Intestinal short-chain fatty acids spatially regulate the antibiotic tolerance and virulence of avian pathogenic Escherichia coli

Abstract

Avian pathogenic Escherichia coli (APEC) represents a key pathogen severely threatening the poultry production, as well as food safety and public health. At present, the infection by APEC is hard to be prevented and controlled, because it possesses considerable virulence factors and high insensitivity to antibiotics. Short-chain fatty acids (SCFAs), the primary metabolites of intestinal probiotics, are considered to contribute to maintain intestinal health partially through inhibiting the activity of detrimental bacteria in gut. However, the effects of SCFAs on APEC activity and the underlying mechanisms remain unclear.

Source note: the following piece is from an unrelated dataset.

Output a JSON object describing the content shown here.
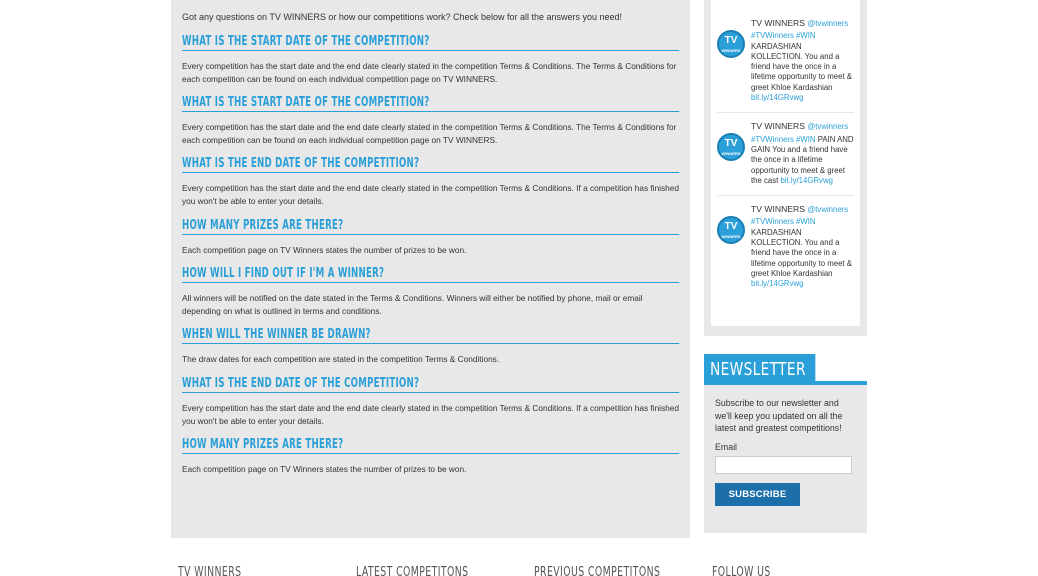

In this study, we simulated the concentrations of SCFAs in the ileum (i-SCFA) and cecum (c-SCFA) of chickens to investigate their effects on the growth, virulence factor expression, and antibiotic tolerance of APEC. The results indicated that i-SCFA treatment activated the expression of APEC virulence genes, whereas c-SCFA treatment inhibited APEC growth, virulence gene expression, and ampicillin tolerance. Moreover, we observed different response mechanisms of APEC to SCFAs and the equal-pH inorganic acid (hydrochloric acid), which may be attributable to the partial dissociation property and membrane penetration characteristic of SCFAs. Additionally, SCFAs exhibited spatial (intestinal segment-specific) effects on the expression of extracellular and intracellular H⁺ sensing genes in APEC, with i-SCFA promoting and c-SCFA inhibiting their expression, particularly the intracellular pH homeostasis-regulating gene tnaA. It is known that tnaA encodes tryptophanase that catalyzes the conversion of tryptophan into indole, an important extracellular signaling molecule of bacteria. Further investigation revealed that the addition of indole reversed the inhibitory effects of c-SCFA on virulence gene expression and ampicillin tolerance of APEC. In summary, this study demonstrates that SCFAs spatially regulate APEC growth, virulence gene expression and antibiotic tolerance potentially by implicating in the disruption of intracellular pH homeostasis and interference with tryptophan metabolism.